The e-commerce site was unable to have both turned on at the same time. They decided to freeze the entire site for a week and do not make any updates and get a copy of the entire system online under the subdomain http://ww2.site.com where the main site stayed on http://www.site.com and install the new plugin under ww2 and that way check the expected improvement.
It was brave to freeze any site changes for a week to test this checkout and keep two systems up and running at the same time. A very expensive experiment for the company.
To all our surprise, the new checkout lost double digits in revenue per visitor. We could not believe or accept this and although not statistically significant the client did not want to keep running the experiment longer since real money was lost. I felt it did not make any sense compared to other experiments we have been seeing.
Their head marketing came up with the suggestion to replace ww2 with wwVV (two V’s s) so it would not look so strange to their visitors. We at Convert did not even think twice with seeing the ww2 subdomain we see weird techie things all day. But the client thought that it might lower trust in their more conservative audience.
They ran a second week the same test on the domain http://wwvv.site.com and that won significantly more and became their new plugin. Since that time when we make site-wide tests on Convert.com (last January we swapped our site design for example) we used this wwVV trick to run an experiment very similar to that.”
Best practice is a good guideline. But as mentioned, even best practices can lose split tests.

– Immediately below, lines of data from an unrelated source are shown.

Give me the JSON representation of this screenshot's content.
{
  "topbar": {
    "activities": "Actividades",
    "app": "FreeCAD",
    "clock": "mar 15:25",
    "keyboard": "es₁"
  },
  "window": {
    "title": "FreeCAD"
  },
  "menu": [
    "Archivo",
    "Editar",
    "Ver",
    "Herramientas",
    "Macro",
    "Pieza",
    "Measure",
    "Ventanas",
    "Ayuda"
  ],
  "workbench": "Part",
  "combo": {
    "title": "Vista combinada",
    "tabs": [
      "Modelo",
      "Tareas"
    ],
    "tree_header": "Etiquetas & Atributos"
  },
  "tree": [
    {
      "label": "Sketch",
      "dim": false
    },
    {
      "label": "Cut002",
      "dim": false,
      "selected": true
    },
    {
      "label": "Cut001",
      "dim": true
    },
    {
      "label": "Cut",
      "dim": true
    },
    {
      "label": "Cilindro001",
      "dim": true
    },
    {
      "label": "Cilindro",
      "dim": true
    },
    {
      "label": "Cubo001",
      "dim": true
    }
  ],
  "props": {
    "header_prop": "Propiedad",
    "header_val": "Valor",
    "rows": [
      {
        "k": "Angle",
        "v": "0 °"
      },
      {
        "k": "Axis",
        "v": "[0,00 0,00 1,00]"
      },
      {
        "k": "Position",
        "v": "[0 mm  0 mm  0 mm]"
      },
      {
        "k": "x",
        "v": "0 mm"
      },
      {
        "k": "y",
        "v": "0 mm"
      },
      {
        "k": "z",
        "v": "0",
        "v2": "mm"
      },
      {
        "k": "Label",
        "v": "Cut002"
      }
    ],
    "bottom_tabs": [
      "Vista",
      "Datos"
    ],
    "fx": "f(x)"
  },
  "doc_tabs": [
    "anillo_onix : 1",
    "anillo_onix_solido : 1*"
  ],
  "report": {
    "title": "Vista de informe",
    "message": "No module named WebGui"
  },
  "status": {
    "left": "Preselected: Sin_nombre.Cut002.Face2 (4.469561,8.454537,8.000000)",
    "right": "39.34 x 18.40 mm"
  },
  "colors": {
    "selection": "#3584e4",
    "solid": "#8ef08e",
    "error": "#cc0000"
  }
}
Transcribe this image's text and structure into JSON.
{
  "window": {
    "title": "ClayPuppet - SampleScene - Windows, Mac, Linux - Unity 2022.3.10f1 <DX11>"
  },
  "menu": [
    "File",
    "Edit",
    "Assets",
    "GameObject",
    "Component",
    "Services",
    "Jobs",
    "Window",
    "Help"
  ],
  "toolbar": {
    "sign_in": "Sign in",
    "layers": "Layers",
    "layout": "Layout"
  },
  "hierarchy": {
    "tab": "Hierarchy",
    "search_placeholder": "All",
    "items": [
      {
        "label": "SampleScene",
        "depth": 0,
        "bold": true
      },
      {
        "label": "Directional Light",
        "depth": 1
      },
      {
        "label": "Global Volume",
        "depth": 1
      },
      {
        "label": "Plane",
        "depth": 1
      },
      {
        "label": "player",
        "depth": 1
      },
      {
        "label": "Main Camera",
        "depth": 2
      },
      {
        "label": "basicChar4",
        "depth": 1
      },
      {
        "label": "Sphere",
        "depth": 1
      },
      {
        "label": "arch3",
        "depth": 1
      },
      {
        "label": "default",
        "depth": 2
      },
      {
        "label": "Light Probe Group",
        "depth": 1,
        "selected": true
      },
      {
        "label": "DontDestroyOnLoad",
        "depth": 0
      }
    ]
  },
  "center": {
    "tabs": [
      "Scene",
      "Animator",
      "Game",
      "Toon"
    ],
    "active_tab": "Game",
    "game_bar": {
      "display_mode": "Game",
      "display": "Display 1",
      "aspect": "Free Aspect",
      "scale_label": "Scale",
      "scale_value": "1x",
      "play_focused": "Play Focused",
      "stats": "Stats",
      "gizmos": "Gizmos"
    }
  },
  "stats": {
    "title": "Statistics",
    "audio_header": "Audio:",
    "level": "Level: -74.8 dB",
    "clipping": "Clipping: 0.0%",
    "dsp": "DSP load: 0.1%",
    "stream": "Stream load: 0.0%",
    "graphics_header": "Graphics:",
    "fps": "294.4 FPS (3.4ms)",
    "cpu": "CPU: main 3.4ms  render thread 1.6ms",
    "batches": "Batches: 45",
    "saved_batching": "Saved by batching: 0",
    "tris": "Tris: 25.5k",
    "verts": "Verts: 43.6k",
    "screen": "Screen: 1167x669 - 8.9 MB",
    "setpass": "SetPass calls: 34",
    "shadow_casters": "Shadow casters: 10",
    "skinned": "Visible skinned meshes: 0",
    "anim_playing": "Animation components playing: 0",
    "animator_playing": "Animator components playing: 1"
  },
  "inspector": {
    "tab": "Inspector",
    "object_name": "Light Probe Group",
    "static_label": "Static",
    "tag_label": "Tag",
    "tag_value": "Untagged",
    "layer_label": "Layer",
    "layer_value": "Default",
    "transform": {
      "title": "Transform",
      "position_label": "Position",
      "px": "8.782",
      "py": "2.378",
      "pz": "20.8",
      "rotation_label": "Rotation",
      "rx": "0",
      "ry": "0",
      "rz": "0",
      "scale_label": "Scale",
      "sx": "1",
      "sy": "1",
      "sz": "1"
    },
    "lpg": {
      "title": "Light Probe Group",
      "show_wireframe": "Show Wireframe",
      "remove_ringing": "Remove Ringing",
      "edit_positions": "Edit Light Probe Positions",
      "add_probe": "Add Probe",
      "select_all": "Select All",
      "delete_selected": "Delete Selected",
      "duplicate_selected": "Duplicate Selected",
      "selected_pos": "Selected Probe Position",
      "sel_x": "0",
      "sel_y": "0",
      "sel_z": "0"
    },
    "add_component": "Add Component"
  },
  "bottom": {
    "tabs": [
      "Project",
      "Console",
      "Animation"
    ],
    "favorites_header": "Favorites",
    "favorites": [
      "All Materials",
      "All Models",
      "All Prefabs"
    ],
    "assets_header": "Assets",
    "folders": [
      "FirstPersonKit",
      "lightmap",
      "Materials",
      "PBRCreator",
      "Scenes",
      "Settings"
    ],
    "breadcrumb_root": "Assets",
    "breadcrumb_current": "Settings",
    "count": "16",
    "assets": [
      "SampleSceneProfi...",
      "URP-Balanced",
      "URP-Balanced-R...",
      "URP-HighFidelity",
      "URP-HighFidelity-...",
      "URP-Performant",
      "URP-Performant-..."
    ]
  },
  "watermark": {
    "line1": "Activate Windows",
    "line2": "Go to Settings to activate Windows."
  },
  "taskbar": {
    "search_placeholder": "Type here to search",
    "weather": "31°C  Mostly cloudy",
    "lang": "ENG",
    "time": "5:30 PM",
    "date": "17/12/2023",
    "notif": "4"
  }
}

This is why it’s vital to find out what your visitors actually want by implementing surveys, heat maps, visitor playback sessions and user tests. And as you’ve seen in the ww2 example, sometimes you have to rig your own split test to find out the results.
Don’t rely on your gut or what “usually” works. Take the time to implement analytics. You may end up with a few real surprises. Surprises that may very well greatly increase your bottom line.